È vero che ora, tra il tormentone dell'emergenza profughi e quello dei nuovi pistoleri e dell'autodifesa, la Lega fa leva sulla vecchia solfa populista e Salvini scalpita per far superare al suo partito i vecchi fasti di Umberto Bossi, ma le elezioni - congresso del PD o meno - sono ancora lontane e al momento il premier più che imbarcare sembra abbia tanta voglia di far scendere qualcuno di scomodo dal treno. Che dire allora di un ex-leghista come Flavio Tosi che arriva a dichiarare (a Lettera 43) che il premier ha fatto più cose di destra di Berlusconi? E che dire del feeling tra lui e Renzi, dopo la visita di quest'ultimo a Verona due settimane fa e dopo quella di giovedì scorso del ministro Maria Elena Boschi?
Anche qui la stampa - con la solita velocità - ha lanciato la notizia che l'appoggio al Governo da parte dei componenti del gruppo politico di Tosi "Fare!" in parlamento sulle riforme, in primis sulle legge elettorale, avrebbe come contro-partita un patto per modificare la legge elettorale e permettere il terzo mandato ai sindaci. Proprio quello che servirebbe al sindaco di Verona, in posizione quasi invisibile nel Veneto leghista di Tosi, ancora inviso a Salvini e con numeri risibili in parlamento.
Sull'apertura della Boschi e sul dialogo a riguardo del terzo mandato, taglia corto la la parlamentare vicentina Daniela Sbrollini, della direzione nazionale del Pd: "In parlamento non esiste questa apertura sugli affari costituzionali e nessuno ne vede l'utilità , a me sembra un'invenzione dei social, una manovra pubblicitaria dello stesso Tosi: non vedo proprio la Boschi o qualcuno del Governo che lo possa cercare".
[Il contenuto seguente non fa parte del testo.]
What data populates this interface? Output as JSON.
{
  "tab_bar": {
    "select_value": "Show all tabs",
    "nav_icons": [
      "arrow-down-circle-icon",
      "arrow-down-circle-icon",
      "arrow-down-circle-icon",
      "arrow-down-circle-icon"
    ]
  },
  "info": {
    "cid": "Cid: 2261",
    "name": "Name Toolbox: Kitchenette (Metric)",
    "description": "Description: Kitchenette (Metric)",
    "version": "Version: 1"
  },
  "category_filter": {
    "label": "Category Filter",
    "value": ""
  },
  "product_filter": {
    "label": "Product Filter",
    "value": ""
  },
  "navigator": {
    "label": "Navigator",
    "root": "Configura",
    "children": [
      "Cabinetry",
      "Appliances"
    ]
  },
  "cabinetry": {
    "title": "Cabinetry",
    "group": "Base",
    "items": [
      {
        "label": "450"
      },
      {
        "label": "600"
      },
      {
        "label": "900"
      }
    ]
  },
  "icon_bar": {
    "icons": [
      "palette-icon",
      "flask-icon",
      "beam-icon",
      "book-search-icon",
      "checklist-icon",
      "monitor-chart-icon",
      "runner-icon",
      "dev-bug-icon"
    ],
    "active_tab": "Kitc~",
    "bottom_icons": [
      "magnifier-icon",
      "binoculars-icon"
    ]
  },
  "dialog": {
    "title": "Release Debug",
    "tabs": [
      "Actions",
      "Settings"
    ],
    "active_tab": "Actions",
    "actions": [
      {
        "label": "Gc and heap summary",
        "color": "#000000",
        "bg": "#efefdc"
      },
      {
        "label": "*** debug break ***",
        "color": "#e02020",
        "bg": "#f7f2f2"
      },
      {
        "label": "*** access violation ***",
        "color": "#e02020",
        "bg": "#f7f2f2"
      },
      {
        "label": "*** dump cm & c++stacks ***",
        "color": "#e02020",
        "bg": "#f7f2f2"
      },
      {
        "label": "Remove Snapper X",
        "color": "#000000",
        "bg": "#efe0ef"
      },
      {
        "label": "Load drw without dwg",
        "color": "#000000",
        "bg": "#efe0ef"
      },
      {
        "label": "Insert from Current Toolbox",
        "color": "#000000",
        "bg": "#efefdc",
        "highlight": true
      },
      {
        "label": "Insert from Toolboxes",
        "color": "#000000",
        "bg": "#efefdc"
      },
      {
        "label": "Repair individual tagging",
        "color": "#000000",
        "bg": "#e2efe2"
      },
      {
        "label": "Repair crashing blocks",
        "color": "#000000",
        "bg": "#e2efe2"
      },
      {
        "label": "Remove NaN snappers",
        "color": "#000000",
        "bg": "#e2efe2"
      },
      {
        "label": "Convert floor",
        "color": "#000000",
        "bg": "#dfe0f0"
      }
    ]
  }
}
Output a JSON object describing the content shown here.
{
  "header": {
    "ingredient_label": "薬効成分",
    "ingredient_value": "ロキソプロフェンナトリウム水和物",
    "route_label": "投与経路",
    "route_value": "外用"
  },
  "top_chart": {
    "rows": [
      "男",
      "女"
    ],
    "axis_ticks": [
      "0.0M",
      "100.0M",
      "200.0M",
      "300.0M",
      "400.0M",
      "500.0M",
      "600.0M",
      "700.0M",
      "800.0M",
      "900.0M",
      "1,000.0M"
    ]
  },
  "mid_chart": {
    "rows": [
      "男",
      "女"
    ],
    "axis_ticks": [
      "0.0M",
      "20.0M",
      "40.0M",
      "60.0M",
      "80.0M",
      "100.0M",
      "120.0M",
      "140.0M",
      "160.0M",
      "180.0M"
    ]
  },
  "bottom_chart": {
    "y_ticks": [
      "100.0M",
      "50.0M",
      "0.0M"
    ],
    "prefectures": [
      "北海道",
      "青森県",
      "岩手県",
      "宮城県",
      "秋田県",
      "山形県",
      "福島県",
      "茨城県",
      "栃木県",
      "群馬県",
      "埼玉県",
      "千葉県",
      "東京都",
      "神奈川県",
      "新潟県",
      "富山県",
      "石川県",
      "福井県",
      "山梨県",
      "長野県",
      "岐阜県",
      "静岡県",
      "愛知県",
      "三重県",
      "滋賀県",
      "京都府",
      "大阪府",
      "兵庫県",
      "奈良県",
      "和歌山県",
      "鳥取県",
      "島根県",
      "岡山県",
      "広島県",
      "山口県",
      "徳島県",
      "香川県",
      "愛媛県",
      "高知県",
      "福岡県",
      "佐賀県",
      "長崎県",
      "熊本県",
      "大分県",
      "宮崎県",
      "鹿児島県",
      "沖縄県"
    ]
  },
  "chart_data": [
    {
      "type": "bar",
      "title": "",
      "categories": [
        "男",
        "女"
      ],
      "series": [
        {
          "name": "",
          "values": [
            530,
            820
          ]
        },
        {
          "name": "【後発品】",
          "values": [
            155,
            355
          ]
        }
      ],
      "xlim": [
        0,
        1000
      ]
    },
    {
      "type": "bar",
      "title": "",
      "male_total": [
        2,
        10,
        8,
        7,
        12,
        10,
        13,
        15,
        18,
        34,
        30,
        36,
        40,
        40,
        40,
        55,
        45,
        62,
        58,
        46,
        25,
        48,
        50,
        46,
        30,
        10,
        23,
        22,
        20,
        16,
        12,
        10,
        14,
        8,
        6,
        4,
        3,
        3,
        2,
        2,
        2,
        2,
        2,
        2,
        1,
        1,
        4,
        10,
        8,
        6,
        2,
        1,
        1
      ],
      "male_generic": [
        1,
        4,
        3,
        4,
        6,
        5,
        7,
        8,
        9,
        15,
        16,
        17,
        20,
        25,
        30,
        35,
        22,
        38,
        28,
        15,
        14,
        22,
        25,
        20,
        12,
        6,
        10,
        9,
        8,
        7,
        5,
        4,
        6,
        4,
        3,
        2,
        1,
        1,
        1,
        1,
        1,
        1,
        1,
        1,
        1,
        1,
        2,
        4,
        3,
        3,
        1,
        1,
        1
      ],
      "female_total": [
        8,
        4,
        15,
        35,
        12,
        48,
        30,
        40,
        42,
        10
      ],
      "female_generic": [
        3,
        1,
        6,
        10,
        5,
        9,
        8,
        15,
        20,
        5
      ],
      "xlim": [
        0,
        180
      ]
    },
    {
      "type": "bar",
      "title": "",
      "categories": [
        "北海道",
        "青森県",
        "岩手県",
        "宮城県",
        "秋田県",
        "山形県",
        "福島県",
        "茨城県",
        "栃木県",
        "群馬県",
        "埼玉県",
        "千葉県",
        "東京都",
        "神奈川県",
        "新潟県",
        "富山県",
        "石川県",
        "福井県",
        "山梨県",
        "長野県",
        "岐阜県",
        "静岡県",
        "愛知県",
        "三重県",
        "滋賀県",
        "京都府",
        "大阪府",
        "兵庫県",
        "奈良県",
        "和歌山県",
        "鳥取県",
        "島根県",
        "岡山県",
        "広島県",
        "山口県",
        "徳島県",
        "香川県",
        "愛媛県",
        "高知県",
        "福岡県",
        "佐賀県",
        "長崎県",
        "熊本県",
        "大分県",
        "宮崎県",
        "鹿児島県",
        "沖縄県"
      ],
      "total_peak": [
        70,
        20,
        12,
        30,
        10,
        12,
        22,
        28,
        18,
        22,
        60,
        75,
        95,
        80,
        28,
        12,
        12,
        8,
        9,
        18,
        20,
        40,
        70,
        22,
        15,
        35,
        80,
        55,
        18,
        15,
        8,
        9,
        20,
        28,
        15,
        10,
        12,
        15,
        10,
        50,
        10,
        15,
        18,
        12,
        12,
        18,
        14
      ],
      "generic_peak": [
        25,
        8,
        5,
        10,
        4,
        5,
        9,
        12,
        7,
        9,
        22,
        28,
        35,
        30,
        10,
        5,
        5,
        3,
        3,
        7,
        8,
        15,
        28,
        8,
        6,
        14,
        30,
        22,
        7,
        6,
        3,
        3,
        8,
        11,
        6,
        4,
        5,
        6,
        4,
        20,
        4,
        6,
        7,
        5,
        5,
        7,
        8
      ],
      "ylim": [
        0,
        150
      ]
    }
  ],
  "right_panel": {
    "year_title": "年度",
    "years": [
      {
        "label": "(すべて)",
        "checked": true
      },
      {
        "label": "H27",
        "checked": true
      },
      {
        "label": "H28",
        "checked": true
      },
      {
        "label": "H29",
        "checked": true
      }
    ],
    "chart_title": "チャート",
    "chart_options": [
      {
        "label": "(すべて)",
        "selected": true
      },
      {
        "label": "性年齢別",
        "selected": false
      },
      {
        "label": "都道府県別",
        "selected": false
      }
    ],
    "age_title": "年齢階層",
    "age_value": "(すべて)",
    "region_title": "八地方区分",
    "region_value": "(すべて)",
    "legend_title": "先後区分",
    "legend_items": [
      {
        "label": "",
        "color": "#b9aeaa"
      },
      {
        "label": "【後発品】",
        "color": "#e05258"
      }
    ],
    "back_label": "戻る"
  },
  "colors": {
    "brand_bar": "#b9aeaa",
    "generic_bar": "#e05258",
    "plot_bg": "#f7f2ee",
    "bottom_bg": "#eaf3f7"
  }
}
In questo quadro come si pone Achille Variati che - nel bene o nel male - ha sempre cercato di avere una visione di politica "territoriale"? "Se mi chiedete che effetto mi fa sapere che c'è la possibilità per un sindaco di fare un terzo mandato la mia risposta è: nessuno!", risponde il primo cittadino e conclude: "A parte il fatto che non credo assolutamente a questa ipotesi, il mio lavoro si concluderà con il mio mandato". E torniamo all'inizio, al vero concetto di "testimone". A chi ha intenzione di passarlo, il sindaco non lo dice, e nemmeno si sbilancia sul futuro. Negli ambienti del PD l'ipotesi romana non sembra percorribile. Resta l'Europa, ma in là nel tempo, e, ancora meno probabile, quella della Regione. Spigolature e elucubrazioni sterili. E in una politica che oggi abbraccia sempre più l'oblio, l'eredità conta sempre più solo in termini di convenienza. In tutta onestà , non è la scuola di Achille Variati.